Auffallen und provozieren: Mit diesem Plan wartet Island beim ESC auf. Nach mehreren erfolglosen Jahren soll die Band Hatari ein unübersehbarer Farbtupfer für ihr Land sein. Deutlich ruhiger treten dagegen die anderen Nordeuropäer auf.

Düsterer geht es kaum noch: "Das Gelage war zügellos, der Kater war endlos, das Leben ist sinnlos, die Leere beansprucht alles", beginnt der Text des isländischen Beitrags beim Eurovision Song Contest (ESC) in Tel Aviv. Kein Wunder, dass sich die dazu gehörende Band Hatari (die Hasser) nennt. Auch der Songtitel "Hatrid Mun Sigra" (Der Hass muss siegen) lässt nichts Gutes erwarten. Der Beitrag hat eine depressive Grundstimmung und wird von den Hatari-Jungs auf Isländisch vorgetragen.

Klemens Hannigan, Matthías Haraldsson und Einar Stefánsson wollen nicht nur laut und provokativ sein, sie sehen sich auch als politische Band. Ihr Ziel ist die Abschaffung des Kapitalismus - das soll möglichst schnell geschehen. Weil die Band ihrem Ziel in der jüngeren Vergangenheit nicht näher gekommen war, wollte sie sich eigentlich Ende des vergangenen Jahres auflösen.

Aber dies verhinderte das isländische Fernsehen, das Hatari bat, am ESC-Vorentscheid teilzunehmen.
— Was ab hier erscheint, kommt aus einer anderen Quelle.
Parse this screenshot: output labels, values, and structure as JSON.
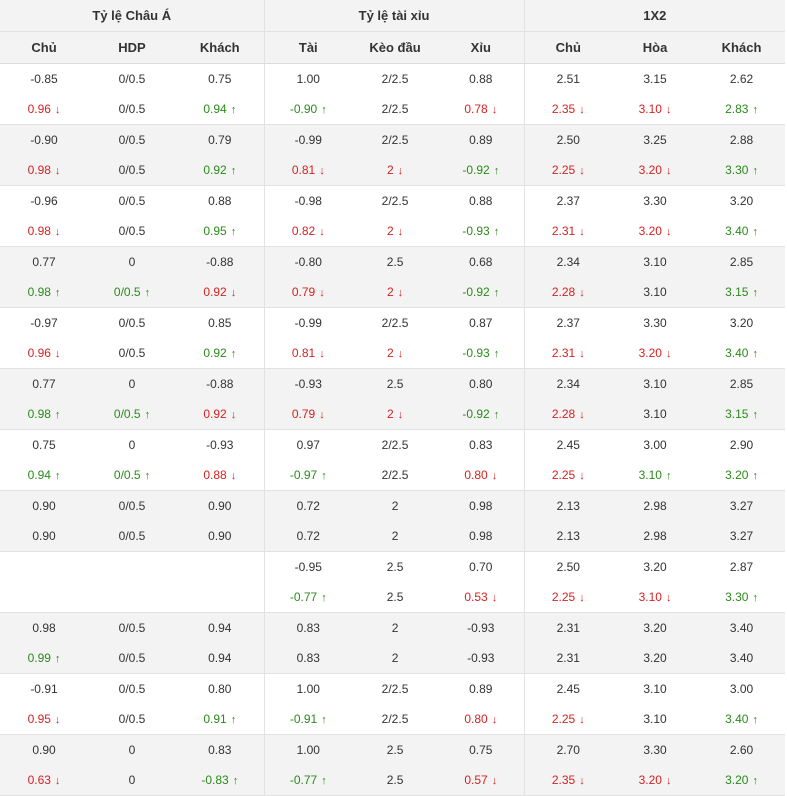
{
  "headers": {
    "group": [
      "Tỷ lệ Châu Á",
      "Tỷ lệ tài xỉu",
      "1X2"
    ],
    "sub": [
      "Chủ",
      "HDP",
      "Khách",
      "Tài",
      "Kèo đầu",
      "Xỉu",
      "Chủ",
      "Hòa",
      "Khách"
    ]
  },
  "rows": [
    [
      [
        "-0.85",
        ""
      ],
      [
        "0/0.5",
        ""
      ],
      [
        "0.75",
        ""
      ],
      [
        "1.00",
        ""
      ],
      [
        "2/2.5",
        ""
      ],
      [
        "0.88",
        ""
      ],
      [
        "2.51",
        ""
      ],
      [
        "3.15",
        ""
      ],
      [
        "2.62",
        ""
      ]
    ],
    [
      [
        "0.96",
        "d"
      ],
      [
        "0/0.5",
        ""
      ],
      [
        "0.94",
        "u"
      ],
      [
        "-0.90",
        "u"
      ],
      [
        "2/2.5",
        ""
      ],
      [
        "0.78",
        "d"
      ],
      [
        "2.35",
        "d"
      ],
      [
        "3.10",
        "d"
      ],
      [
        "2.83",
        "u"
      ]
    ],
    [
      [
        "-0.90",
        ""
      ],
      [
        "0/0.5",
        ""
      ],
      [
        "0.79",
        ""
      ],
      [
        "-0.99",
        ""
      ],
      [
        "2/2.5",
        ""
      ],
      [
        "0.89",
        ""
      ],
      [
        "2.50",
        ""
      ],
      [
        "3.25",
        ""
      ],
      [
        "2.88",
        ""
      ]
    ],
    [
      [
        "0.98",
        "d"
      ],
      [
        "0/0.5",
        ""
      ],
      [
        "0.92",
        "u"
      ],
      [
        "0.81",
        "d"
      ],
      [
        "2",
        "d"
      ],
      [
        "-0.92",
        "u"
      ],
      [
        "2.25",
        "d"
      ],
      [
        "3.20",
        "d"
      ],
      [
        "3.30",
        "u"
      ]
    ],
    [
      [
        "-0.96",
        ""
      ],
      [
        "0/0.5",
        ""
      ],
      [
        "0.88",
        ""
      ],
      [
        "-0.98",
        ""
      ],
      [
        "2/2.5",
        ""
      ],
      [
        "0.88",
        ""
      ],
      [
        "2.37",
        ""
      ],
      [
        "3.30",
        ""
      ],
      [
        "3.20",
        ""
      ]
    ],
    [
      [
        "0.98",
        "d"
      ],
      [
        "0/0.5",
        ""
      ],
      [
        "0.95",
        "u"
      ],
      [
        "0.82",
        "d"
      ],
      [
        "2",
        "d"
      ],
      [
        "-0.93",
        "u"
      ],
      [
        "2.31",
        "d"
      ],
      [
        "3.20",
        "d"
      ],
      [
        "3.40",
        "u"
      ]
    ],
    [
      [
        "0.77",
        ""
      ],
      [
        "0",
        ""
      ],
      [
        "-0.88",
        ""
      ],
      [
        "-0.80",
        ""
      ],
      [
        "2.5",
        ""
      ],
      [
        "0.68",
        ""
      ],
      [
        "2.34",
        ""
      ],
      [
        "3.10",
        ""
      ],
      [
        "2.85",
        ""
      ]
    ],
    [
      [
        "0.98",
        "u"
      ],
      [
        "0/0.5",
        "u"
      ],
      [
        "0.92",
        "d"
      ],
      [
        "0.79",
        "d"
      ],
      [
        "2",
        "d"
      ],
      [
        "-0.92",
        "u"
      ],
      [
        "2.28",
        "d"
      ],
      [
        "3.10",
        ""
      ],
      [
        "3.15",
        "u"
      ]
    ],
    [
      [
        "-0.97",
        ""
      ],
      [
        "0/0.5",
        ""
      ],
      [
        "0.85",
        ""
      ],
      [
        "-0.99",
        ""
      ],
      [
        "2/2.5",
        ""
      ],
      [
        "0.87",
        ""
      ],
      [
        "2.37",
        ""
      ],
      [
        "3.30",
        ""
      ],
      [
        "3.20",
        ""
      ]
    ],
    [
      [
        "0.96",
        "d"
      ],
      [
        "0/0.5",
        ""
      ],
      [
        "0.92",
        "u"
      ],
      [
        "0.81",
        "d"
      ],
      [
        "2",
        "d"
      ],
      [
        "-0.93",
        "u"
      ],
      [
        "2.31",
        "d"
      ],
      [
        "3.20",
        "d"
      ],
      [
        "3.40",
        "u"
      ]
    ],
    [
      [
        "0.77",
        ""
      ],
      [
        "0",
        ""
      ],
      [
        "-0.88",
        ""
      ],
      [
        "-0.93",
        ""
      ],
      [
        "2.5",
        ""
      ],
      [
        "0.80",
        ""
      ],
      [
        "2.34",
        ""
      ],
      [
        "3.10",
        ""
      ],
      [
        "2.85",
        ""
      ]
    ],
    [
      [
        "0.98",
        "u"
      ],
      [
        "0/0.5",
        "u"
      ],
      [
        "0.92",
        "d"
      ],
      [
        "0.79",
        "d"
      ],
      [
        "2",
        "d"
      ],
      [
        "-0.92",
        "u"
      ],
      [
        "2.28",
        "d"
      ],
      [
        "3.10",
        ""
      ],
      [
        "3.15",
        "u"
      ]
    ],
    [
      [
        "0.75",
        ""
      ],
      [
        "0",
        ""
      ],
      [
        "-0.93",
        ""
      ],
      [
        "0.97",
        ""
      ],
      [
        "2/2.5",
        ""
      ],
      [
        "0.83",
        ""
      ],
      [
        "2.45",
        ""
      ],
      [
        "3.00",
        ""
      ],
      [
        "2.90",
        ""
      ]
    ],
    [
      [
        "0.94",
        "u"
      ],
      [
        "0/0.5",
        "u"
      ],
      [
        "0.88",
        "d"
      ],
      [
        "-0.97",
        "u"
      ],
      [
        "2/2.5",
        ""
      ],
      [
        "0.80",
        "d"
      ],
      [
        "2.25",
        "d"
      ],
      [
        "3.10",
        "u"
      ],
      [
        "3.20",
        "u"
      ]
    ],
    [
      [
        "0.90",
        ""
      ],
      [
        "0/0.5",
        ""
      ],
      [
        "0.90",
        ""
      ],
      [
        "0.72",
        ""
      ],
      [
        "2",
        ""
      ],
      [
        "0.98",
        ""
      ],
      [
        "2.13",
        ""
      ],
      [
        "2.98",
        ""
      ],
      [
        "3.27",
        ""
      ]
    ],
    [
      [
        "0.90",
        ""
      ],
      [
        "0/0.5",
        ""
      ],
      [
        "0.90",
        ""
      ],
      [
        "0.72",
        ""
      ],
      [
        "2",
        ""
      ],
      [
        "0.98",
        ""
      ],
      [
        "2.13",
        ""
      ],
      [
        "2.98",
        ""
      ],
      [
        "3.27",
        ""
      ]
    ],
    [
      [
        "",
        ""
      ],
      [
        "",
        ""
      ],
      [
        "",
        ""
      ],
      [
        "-0.95",
        ""
      ],
      [
        "2.5",
        ""
      ],
      [
        "0.70",
        ""
      ],
      [
        "2.50",
        ""
      ],
      [
        "3.20",
        ""
      ],
      [
        "2.87",
        ""
      ]
    ],
    [
      [
        "",
        ""
      ],
      [
        "",
        ""
      ],
      [
        "",
        ""
      ],
      [
        "-0.77",
        "u"
      ],
      [
        "2.5",
        ""
      ],
      [
        "0.53",
        "d"
      ],
      [
        "2.25",
        "d"
      ],
      [
        "3.10",
        "d"
      ],
      [
        "3.30",
        "u"
      ]
    ],
    [
      [
        "0.98",
        ""
      ],
      [
        "0/0.5",
        ""
      ],
      [
        "0.94",
        ""
      ],
      [
        "0.83",
        ""
      ],
      [
        "2",
        ""
      ],
      [
        "-0.93",
        ""
      ],
      [
        "2.31",
        ""
      ],
      [
        "3.20",
        ""
      ],
      [
        "3.40",
        ""
      ]
    ],
    [
      [
        "0.99",
        "u"
      ],
      [
        "0/0.5",
        ""
      ],
      [
        "0.94",
        ""
      ],
      [
        "0.83",
        ""
      ],
      [
        "2",
        ""
      ],
      [
        "-0.93",
        ""
      ],
      [
        "2.31",
        ""
      ],
      [
        "3.20",
        ""
      ],
      [
        "3.40",
        ""
      ]
    ],
    [
      [
        "-0.91",
        ""
      ],
      [
        "0/0.5",
        ""
      ],
      [
        "0.80",
        ""
      ],
      [
        "1.00",
        ""
      ],
      [
        "2/2.5",
        ""
      ],
      [
        "0.89",
        ""
      ],
      [
        "2.45",
        ""
      ],
      [
        "3.10",
        ""
      ],
      [
        "3.00",
        ""
      ]
    ],
    [
      [
        "0.95",
        "d"
      ],
      [
        "0/0.5",
        ""
      ],
      [
        "0.91",
        "u"
      ],
      [
        "-0.91",
        "u"
      ],
      [
        "2/2.5",
        ""
      ],
      [
        "0.80",
        "d"
      ],
      [
        "2.25",
        "d"
      ],
      [
        "3.10",
        ""
      ],
      [
        "3.40",
        "u"
      ]
    ],
    [
      [
        "0.90",
        ""
      ],
      [
        "0",
        ""
      ],
      [
        "0.83",
        ""
      ],
      [
        "1.00",
        ""
      ],
      [
        "2.5",
        ""
      ],
      [
        "0.75",
        ""
      ],
      [
        "2.70",
        ""
      ],
      [
        "3.30",
        ""
      ],
      [
        "2.60",
        ""
      ]
    ],
    [
      [
        "0.63",
        "d"
      ],
      [
        "0",
        ""
      ],
      [
        "-0.83",
        "u"
      ],
      [
        "-0.77",
        "u"
      ],
      [
        "2.5",
        ""
      ],
      [
        "0.57",
        "d"
      ],
      [
        "2.35",
        "d"
      ],
      [
        "3.20",
        "d"
      ],
      [
        "3.20",
        "u"
      ]
    ]
  ],
  "colors": {
    "up": "#2a8a1a",
    "down": "#d62121",
    "header_bg": "#f3f3f3",
    "alt_bg": "#f3f3f3"
  },
  "icons": {
    "up": "arrow-up-icon",
    "down": "arrow-down-icon"
  }
}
Wohl als ein Farbtupfer, weil die im Nordatlantik gelegene Inselrepublik mit braven Beiträgen bei den vier vorherigen Contests nicht viel gerissen hatte und über das Halbfinale nicht hinauskam. Die Bitte der TV-Bosse stimmte Hatari um, wohl auch, weil eine Woche ESC Bekanntheit außerhalb Islands verspricht.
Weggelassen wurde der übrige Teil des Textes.